In China, it's well known that the number of surveillance cameras on the streets has increased significantly in the past decade. North Korea, on the other hand, has been more vigilant in monitoring its citizens than China, and while there have always been cameras at key security points such as statues of Kim Il Sung and Kim Jong Il and along the border, there hasn't been much expansion of camera coverage on the streets.

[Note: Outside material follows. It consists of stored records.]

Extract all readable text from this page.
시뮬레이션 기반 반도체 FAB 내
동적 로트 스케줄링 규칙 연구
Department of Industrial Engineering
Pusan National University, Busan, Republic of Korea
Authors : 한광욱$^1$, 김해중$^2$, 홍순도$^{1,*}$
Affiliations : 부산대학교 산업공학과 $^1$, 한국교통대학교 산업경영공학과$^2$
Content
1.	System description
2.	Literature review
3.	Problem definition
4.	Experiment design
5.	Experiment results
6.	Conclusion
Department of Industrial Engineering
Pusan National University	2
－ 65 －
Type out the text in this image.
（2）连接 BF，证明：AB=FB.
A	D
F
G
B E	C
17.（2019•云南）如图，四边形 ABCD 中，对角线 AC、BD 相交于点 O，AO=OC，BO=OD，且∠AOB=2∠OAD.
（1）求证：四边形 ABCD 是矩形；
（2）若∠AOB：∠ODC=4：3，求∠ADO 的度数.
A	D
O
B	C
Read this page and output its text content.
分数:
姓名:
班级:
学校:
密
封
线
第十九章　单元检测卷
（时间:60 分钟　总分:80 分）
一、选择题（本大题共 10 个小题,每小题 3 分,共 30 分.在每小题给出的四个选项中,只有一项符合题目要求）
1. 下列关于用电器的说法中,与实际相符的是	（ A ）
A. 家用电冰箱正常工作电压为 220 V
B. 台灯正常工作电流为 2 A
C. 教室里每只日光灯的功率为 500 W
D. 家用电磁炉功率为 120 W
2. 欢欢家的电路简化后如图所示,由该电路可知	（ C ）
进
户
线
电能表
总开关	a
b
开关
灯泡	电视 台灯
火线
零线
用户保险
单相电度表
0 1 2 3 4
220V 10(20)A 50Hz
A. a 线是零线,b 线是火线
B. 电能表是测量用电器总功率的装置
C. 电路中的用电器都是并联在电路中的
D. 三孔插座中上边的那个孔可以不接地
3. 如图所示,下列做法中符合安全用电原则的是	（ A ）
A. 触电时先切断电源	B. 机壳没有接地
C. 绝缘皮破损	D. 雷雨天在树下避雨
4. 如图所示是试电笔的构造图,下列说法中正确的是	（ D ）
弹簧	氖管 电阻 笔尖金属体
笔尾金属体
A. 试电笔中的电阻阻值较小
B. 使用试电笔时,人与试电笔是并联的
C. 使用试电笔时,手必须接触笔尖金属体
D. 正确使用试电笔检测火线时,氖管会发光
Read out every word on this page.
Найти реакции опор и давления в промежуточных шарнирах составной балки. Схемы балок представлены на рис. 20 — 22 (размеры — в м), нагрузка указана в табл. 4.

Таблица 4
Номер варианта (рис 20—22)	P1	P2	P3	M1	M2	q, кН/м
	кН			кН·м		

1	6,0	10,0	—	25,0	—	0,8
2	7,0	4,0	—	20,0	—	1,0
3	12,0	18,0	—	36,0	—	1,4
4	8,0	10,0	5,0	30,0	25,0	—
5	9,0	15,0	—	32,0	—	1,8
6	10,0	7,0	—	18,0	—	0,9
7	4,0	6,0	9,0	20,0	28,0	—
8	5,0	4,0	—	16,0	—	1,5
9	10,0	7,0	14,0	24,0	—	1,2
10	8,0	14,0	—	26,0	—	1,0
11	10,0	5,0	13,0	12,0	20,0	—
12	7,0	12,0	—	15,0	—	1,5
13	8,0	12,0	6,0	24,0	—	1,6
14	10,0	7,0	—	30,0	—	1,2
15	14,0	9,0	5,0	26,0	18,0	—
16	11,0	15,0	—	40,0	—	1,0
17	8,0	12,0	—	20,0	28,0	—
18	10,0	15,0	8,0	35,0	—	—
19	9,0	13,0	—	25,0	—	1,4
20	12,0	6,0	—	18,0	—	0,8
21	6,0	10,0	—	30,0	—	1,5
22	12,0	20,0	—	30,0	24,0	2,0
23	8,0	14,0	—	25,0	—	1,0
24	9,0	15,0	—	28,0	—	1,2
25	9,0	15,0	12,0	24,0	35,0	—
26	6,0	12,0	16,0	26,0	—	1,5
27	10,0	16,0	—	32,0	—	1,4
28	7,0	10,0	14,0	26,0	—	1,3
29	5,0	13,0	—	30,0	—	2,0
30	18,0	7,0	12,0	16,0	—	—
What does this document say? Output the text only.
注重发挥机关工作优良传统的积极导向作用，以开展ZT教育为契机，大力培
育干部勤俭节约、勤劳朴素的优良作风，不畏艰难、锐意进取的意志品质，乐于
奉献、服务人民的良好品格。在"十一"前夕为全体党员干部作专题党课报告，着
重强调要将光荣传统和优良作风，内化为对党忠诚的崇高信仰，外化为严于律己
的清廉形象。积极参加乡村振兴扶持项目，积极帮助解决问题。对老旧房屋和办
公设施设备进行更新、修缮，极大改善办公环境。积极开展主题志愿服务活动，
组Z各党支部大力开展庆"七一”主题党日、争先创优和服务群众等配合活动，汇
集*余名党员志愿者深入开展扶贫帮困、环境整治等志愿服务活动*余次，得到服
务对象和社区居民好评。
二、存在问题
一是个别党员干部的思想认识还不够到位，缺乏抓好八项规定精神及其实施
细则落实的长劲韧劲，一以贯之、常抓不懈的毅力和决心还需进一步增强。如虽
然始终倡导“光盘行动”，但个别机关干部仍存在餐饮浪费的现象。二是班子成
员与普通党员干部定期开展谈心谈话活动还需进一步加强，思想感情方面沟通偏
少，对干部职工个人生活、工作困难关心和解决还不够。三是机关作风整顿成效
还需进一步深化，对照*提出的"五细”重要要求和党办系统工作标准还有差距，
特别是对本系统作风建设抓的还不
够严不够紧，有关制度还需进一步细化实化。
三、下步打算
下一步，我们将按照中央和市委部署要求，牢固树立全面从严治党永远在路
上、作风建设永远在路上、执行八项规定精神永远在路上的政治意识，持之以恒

This may be partly due to the lack of funding to import the devices from China, but, more likely, it’s due to power shortages. The capital city of Pyongyang aside, in provincial cities, households only have electricity for three to five hours a day. The power situation is even worse in winter, when the hydroelectric dams are covered in ice (the statue has a grid called the “Statue Line” that provides 24-hour power).

◆ A sense of crisis due to collapsing public order following the pandemic?

"The police have a new department that specializes in managing surveillance cameras. Companies are also installing many on their own. There are so many of them nowadays that you always feel like you're being watched."

While it's hard to imagine that all of the surveillance cameras are up and running 24/7, it's clear that the authorities are rushing to install them. The reason behind this is likely due to the economic troubles following the 2020 pandemic, which has led to a spike in crime and disorderly behavior in many places. Authorities have frequently issued strong warnings to people over the past few years that they will not tolerate crime. Since last August, 11 men and women were publicly executed over the course of three separate executions in just four months in Hyesan.

※ ASIAPRESS communicates with reporting partners through Chinese cell phones smuggled into North Korea.